Modern computing platforms are pervasive, networked, heterogeneous and increasingly complex. These systems range from small hand-held devices such as cell phones, to large servers that run back-end software. Portability, widespread use, and security of program execution as well as support for a fast program development cycle are key concerns of software developers and end users of these platforms. To address these concerns, modern programming languages and their implementations have emerged to facilitate high-level, object-oriented, and type-safe software development that is portable and secure. Popular examples of these languages are Java and the .NET languages. Programs written in these languages are encoded by a source compiler into an architecture-independent format, and then executed on any platform for which there is a virtual execution environment called a Managed Runtime Environment (MRE). MREs provide dynamic compilation of programs to the underlying native machine format, adaptive optimization, memory management, security verification, and other runtime services for programs.
Automatic memory management, or Garbage Collection (GC), is an MRE service that is key to facilitating programmer productivity, portability, and memory safety of programs written in Java and the .NET languages. GC relieves the user from employing (and debugging) explicit deallocation of heap memory.

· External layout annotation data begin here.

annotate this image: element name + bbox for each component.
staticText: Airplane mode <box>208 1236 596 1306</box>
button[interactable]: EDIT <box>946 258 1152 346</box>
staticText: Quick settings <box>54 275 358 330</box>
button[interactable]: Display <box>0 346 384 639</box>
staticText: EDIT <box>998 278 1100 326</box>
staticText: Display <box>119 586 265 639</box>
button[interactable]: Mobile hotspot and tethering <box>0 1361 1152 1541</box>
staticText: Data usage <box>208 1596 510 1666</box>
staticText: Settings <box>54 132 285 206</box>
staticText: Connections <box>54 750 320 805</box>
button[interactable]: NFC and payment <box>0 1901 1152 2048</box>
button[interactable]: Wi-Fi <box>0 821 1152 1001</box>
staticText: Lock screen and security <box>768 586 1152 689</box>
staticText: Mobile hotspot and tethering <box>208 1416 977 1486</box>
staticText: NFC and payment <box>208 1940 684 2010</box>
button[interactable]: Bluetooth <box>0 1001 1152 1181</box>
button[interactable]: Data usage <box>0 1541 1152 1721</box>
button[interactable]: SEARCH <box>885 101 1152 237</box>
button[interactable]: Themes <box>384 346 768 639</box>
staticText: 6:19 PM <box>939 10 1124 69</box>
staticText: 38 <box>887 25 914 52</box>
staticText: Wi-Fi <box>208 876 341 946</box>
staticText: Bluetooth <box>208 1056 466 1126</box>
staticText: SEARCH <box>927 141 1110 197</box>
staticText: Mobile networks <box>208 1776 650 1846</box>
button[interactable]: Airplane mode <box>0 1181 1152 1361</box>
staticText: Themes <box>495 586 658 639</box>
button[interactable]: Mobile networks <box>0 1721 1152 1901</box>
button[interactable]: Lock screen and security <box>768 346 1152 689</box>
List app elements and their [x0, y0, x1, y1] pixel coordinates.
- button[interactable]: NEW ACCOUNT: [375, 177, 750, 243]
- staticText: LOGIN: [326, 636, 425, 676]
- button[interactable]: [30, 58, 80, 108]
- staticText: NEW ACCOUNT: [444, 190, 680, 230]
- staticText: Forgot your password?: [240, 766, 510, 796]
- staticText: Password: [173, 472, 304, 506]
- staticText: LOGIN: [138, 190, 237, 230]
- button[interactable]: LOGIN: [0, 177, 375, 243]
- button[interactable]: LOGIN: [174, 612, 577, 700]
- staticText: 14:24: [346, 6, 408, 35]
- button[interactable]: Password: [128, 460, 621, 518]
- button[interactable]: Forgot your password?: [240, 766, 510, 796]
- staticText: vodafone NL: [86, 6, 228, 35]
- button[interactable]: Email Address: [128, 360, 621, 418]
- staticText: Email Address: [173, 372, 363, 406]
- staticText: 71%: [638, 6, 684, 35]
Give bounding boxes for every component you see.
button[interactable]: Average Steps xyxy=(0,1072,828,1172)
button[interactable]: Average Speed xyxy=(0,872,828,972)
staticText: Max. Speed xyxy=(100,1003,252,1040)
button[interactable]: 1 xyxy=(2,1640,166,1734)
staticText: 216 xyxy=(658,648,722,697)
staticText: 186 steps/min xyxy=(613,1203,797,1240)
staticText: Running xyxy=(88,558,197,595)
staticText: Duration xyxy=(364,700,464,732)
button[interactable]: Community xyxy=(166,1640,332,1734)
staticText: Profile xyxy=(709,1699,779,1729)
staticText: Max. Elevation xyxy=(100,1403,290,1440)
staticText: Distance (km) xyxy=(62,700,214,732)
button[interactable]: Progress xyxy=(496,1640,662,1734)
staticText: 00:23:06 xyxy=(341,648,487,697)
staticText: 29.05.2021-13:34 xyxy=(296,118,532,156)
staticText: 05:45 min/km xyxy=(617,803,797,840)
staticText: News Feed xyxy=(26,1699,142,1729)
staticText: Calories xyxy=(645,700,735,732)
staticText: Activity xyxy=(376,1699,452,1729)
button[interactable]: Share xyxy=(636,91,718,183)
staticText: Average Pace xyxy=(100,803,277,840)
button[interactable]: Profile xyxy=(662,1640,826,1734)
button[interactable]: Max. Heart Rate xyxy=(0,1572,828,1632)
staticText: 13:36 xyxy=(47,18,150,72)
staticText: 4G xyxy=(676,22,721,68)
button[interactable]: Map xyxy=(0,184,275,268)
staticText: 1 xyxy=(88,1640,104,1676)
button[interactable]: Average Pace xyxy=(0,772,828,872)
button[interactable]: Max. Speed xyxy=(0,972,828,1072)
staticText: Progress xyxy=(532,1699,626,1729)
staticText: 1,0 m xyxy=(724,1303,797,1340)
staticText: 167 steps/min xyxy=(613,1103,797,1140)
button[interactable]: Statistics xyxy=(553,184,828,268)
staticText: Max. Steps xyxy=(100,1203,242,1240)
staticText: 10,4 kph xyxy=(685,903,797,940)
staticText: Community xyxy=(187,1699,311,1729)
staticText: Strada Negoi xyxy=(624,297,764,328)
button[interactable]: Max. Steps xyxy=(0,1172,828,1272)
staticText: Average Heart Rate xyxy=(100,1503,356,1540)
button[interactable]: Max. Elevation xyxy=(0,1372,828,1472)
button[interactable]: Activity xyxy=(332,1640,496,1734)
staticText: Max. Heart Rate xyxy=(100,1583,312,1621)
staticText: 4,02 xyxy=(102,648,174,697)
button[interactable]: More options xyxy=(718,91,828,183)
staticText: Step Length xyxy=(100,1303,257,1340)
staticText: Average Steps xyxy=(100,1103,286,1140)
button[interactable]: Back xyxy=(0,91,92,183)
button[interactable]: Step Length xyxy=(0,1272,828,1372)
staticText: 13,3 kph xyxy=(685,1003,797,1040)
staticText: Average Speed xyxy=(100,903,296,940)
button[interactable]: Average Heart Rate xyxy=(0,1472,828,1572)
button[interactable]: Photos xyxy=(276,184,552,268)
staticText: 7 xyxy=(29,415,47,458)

However, since such management and reclamation is provided by the MRE, it necessarily introduces overhead. Much prior work has focused on mitigating the overhead of GC for MREs that execute a single program at a time using a single operating system process. However, today’s MRE platforms execute a wide variety of applications with diverse computational characteristics, resource requirements and object lifetimes. Moreover, state-of-the-art MREs now are able to execute multiple applications using a single MRE process, serially or concurrently. For widespread use of such systems, and arguably for the success of such languages, we must advance GC technology to exploit the multi-program execution model and to enable efficient automatic memory manage- ment and program performance for the next-generation of portable software.
In this dissertation, we focus on memory management techniques for the next generation of multi-program MREs for Java and consider both serial (persistent) and concurrent program execution models. In particular, we investigate, design, and engineer two novel solutions for GC that facilitate high-performance program execution for these MREs: (i) Application-Specific Garbage Collection and (ii) Scalable Memory Management for Multi-Tasking MREs. In the former, we customize and au- tomatically specialize the GC in an MRE for a particular application and switch GCs automatically within a single, persistent MRE as needed for each new application that the MRE executes. In the latter, we present a novel GC system for concurrent execution of programs; this system isolates GC activities of individual tasks while programs share a single heap. Our results show that we are able to achieve significant performance gains over the state-of-the-art MRE systems for both research and production-quality multi-program MRE systems in terms of throughput, response time, and memory footprint.